Supplementary Figure 2 Structural comparison of the final reconstructions of the spastin hexamer with poly-Glu substrate and the 3.8 Å resolution map of the spastin hexamer obtained without the addition of substrate.
(a) EM density of the earlier reconstruction (yellow) adjacent to our final reconstruction with poly-Glu added (grey). The sample preparation for this structure did not include incubation in the presence of substrate. Despite this, an unknown density was found docked within the pore of the hexamer. Cryo-EM data pertaining to this map was processed in a similar fashion to our 3.2 Å map, except using Relion 2.1 instead of cryoSPARC for the final 3D reconstruction. Incubation of our sample with poly-Glu increased the number of intact hexameric particles used in the reconstruction and allowed us to acquire a map at higher resolution. (b) Comparison of raw micrograph images selected from both datasets. (c) Comparison of 2D classes selected from both datasets. (d) Comparison of substrate density for the final reconstruction (grey, poly-Glu substrate is light green) and unknown substrate density (yellow, unknown density is purple). (e) Euler distribution plot for the final reconstruction with the poly-Glu substrate. More populated views are shown in red.

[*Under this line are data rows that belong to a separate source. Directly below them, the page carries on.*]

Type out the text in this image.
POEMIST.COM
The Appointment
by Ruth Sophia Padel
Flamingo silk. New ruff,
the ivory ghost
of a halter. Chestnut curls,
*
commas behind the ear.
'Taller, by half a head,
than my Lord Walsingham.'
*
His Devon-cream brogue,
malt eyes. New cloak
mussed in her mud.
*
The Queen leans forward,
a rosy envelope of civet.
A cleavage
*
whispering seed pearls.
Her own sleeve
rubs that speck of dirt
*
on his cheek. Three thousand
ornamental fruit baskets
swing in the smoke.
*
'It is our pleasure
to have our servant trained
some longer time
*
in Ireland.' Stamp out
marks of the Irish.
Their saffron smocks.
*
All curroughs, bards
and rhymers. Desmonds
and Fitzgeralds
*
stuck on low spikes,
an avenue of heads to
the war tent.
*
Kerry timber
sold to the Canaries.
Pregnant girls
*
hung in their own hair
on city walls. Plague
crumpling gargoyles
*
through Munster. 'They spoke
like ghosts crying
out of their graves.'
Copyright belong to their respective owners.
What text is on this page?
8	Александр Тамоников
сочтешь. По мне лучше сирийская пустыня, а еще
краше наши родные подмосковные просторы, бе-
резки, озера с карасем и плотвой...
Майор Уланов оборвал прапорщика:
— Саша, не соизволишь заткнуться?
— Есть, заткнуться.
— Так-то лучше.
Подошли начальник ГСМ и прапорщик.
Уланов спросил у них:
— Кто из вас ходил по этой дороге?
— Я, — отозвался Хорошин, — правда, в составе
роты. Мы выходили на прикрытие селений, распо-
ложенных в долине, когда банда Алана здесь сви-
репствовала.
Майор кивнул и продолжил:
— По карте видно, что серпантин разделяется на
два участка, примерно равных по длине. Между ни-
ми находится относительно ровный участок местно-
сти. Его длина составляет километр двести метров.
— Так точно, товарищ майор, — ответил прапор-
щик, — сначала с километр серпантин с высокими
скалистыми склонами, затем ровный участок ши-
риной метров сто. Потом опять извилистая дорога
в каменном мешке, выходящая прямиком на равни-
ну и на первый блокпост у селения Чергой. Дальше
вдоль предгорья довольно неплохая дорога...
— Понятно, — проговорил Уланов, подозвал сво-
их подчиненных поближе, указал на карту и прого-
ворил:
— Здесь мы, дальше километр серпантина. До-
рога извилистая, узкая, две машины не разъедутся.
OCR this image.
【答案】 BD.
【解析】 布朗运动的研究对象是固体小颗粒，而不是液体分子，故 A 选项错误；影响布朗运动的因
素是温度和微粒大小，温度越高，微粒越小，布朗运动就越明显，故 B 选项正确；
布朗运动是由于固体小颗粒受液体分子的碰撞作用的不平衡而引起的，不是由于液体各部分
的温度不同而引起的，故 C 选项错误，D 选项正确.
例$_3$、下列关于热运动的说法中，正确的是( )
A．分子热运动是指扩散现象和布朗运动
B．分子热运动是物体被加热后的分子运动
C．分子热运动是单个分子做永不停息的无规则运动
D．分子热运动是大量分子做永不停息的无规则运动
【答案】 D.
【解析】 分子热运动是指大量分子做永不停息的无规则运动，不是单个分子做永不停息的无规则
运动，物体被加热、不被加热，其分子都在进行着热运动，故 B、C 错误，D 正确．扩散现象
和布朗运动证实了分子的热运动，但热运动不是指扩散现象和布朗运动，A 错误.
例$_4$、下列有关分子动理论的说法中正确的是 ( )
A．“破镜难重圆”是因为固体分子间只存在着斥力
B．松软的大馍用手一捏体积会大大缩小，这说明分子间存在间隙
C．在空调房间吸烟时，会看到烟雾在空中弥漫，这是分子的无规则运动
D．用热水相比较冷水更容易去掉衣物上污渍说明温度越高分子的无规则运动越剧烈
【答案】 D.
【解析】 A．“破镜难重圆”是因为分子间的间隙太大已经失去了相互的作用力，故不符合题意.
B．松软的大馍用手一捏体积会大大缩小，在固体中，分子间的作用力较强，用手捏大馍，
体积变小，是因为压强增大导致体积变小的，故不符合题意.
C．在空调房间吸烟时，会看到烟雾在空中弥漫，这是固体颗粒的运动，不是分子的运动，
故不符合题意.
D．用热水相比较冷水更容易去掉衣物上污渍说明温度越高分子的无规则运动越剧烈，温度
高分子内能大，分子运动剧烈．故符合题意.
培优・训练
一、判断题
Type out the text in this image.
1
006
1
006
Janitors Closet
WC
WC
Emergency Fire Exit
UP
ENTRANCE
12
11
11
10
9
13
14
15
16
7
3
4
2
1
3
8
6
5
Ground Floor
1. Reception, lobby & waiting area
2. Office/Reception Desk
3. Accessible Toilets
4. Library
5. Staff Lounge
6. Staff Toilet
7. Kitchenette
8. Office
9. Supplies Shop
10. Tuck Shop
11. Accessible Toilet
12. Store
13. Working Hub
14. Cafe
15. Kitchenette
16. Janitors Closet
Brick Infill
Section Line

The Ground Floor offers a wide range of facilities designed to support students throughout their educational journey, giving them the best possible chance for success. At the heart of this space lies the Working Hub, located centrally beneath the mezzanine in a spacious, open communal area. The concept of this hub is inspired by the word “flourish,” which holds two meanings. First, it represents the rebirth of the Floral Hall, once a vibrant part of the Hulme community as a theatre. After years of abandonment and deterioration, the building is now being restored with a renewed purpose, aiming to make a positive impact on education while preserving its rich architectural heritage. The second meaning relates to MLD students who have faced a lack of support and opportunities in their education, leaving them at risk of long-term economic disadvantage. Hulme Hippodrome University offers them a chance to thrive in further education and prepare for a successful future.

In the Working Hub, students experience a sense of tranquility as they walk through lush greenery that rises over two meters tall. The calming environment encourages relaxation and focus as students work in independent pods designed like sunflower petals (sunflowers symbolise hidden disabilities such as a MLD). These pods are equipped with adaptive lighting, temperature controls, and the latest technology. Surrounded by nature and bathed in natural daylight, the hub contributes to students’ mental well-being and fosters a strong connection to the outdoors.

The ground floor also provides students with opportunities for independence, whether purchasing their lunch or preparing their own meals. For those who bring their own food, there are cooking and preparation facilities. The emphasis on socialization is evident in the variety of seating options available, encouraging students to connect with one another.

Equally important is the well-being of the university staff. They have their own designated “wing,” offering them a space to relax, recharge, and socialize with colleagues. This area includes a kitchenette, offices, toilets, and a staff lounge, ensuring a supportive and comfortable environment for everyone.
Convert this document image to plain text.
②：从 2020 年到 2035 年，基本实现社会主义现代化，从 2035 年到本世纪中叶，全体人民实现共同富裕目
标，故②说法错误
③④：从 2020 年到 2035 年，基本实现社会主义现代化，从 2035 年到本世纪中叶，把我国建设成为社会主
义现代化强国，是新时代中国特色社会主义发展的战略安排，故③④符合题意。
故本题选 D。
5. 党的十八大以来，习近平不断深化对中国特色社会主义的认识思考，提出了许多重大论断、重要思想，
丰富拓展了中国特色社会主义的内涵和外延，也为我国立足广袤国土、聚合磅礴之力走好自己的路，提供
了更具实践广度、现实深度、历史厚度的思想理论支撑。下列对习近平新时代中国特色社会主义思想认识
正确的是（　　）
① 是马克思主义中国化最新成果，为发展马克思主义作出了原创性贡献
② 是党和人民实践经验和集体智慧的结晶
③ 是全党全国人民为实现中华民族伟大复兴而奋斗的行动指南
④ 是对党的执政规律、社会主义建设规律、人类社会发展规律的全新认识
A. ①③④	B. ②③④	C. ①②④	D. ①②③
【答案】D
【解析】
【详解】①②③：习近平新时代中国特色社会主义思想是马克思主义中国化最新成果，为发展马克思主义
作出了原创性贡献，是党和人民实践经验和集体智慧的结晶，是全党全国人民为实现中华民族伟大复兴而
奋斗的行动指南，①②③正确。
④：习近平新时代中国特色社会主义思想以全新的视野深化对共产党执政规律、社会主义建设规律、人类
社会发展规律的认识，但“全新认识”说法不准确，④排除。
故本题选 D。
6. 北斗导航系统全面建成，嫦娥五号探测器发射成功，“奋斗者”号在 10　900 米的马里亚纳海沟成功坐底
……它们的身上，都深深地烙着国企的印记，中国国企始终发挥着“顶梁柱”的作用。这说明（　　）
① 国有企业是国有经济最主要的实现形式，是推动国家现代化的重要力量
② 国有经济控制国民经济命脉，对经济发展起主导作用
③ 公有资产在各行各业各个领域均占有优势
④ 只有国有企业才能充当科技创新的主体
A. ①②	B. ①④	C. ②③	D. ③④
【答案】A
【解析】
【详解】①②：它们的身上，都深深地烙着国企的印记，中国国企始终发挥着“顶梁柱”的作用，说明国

Supplementary Figure 3 Image processing of cryo-EM data and local and global resolution of the final cryo-EM map.
(a) Flowchart for image processing of cryo-EM data. (b) Local resolution estimation of the final cryo-EM map using BSOFT85. (c) Gold standard Fourier shell correlation versus spatial frequency plot of final map refinement in cryoSPARC74. Blue horizontal line depicts the gold standard FSC (GSFSC) value equal to 0.143. (d) Multi-model validation79: per-residue Cα RMSD values were calculated from the top ten refined atomic models and plotted on the histogram with the mean per-residue value denoted by a black vertical bar. Inset is the atomic model in worm representation colored by per-residue Cα RMSD, as in the histogram.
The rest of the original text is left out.